Furthermore, the percentage of students saying they do no homework “spiked,” she writes. In 2021, 6 percent of high school sophomores did no homework. That’s up to 10.3 percent. Eleven percent of eighth-graders said they did no work at home in 2021. Now it’s 15.2 percent.

As a longtime homeschooler, I have serious doubts about the efficacy of homework in the educational process anyway, unless it’s reading prep for the next day’s class, or revision for a test.  But here’s an interesting observation:

Twenge thinks “students have given up on doing hours of homework, and teachers have given up on holding students to high standards.”  Everybody’s “phoning it in.”

But here’s the really salient point:

The 15 percenters who are working for their A’s have a right to complain about stress. They’re doing homework and extracurriculars and community service to impress some jaded college admissions officer. But they’re not the norm.

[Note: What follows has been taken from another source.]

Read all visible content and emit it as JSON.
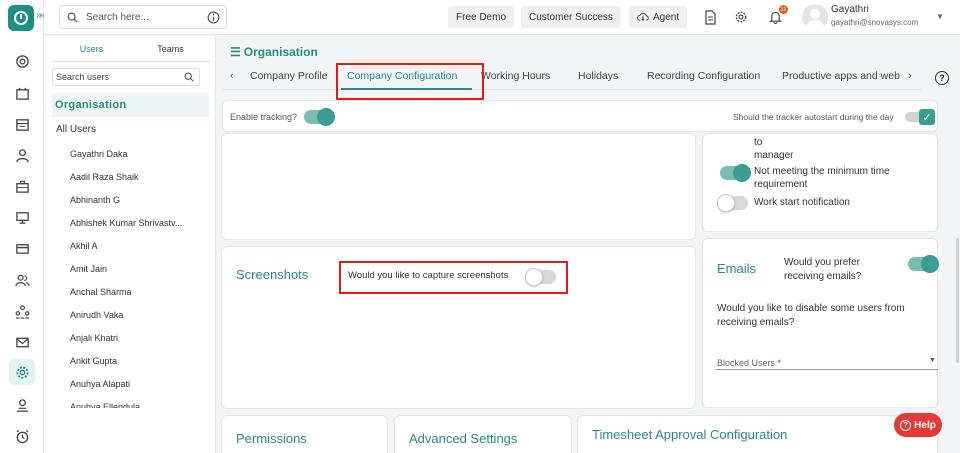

Perhaps “the norm” as a group has decided that all that prep for college admission is a waste of time because they have no desire to attend college, get into serious debt and have no guarantee of a job once they graduate?  Just a thought.

Then:

The homework research aligns with a slide in 18-year-olds’ work ethic: As they leave high school, they are less likely to say they plan to work overtime or make their jobs a priority. In a sense, they’re “quiet quitting” before they even enter the workforce. Teens are less likely to work after school and in the summer, missing out on lessons about how to meet workplace expectations and manage their time and money.

Hmm.  Of course, at some point reality is going to kick in and they’ll either acquire that work ethic or, more likely, become life dropouts.

Or they’ll get a clue and start doing “muscular work”, as Mike Rowe and Victor Davis Hanson put it, and start trade apprenticeships — for which, it needs hardly be said, most of that shit they learned at school, never mind college, is unnecessary and there’s the added benefit of being paid to work instead of paying for a dubious benefit (e.g. college).

The motivated ones, as always, won’t have a problem:  engineering, medicine and the like will always be attractive to a core group.

My guess is that Gen Z is looking at what we now call “education” and realizing that it’s all a waste of time.  (I’m not even going to analyze the real bullshit like Gender Studies and similar fluff courses.)

Here’s the thing.  As we all know, education occurs only under two conditions:  fear and love.

  • Fear:  if I don’t learn this, bad things will happen to me, and
  • Love:  this topic really appeals to me and I want to pursue it.

We don’t have to worry about the “love” part:  as I said above, there’ll always be a market for that — whether academic or practical.

What’s going to be really interesting is how Gen Z responds to fear.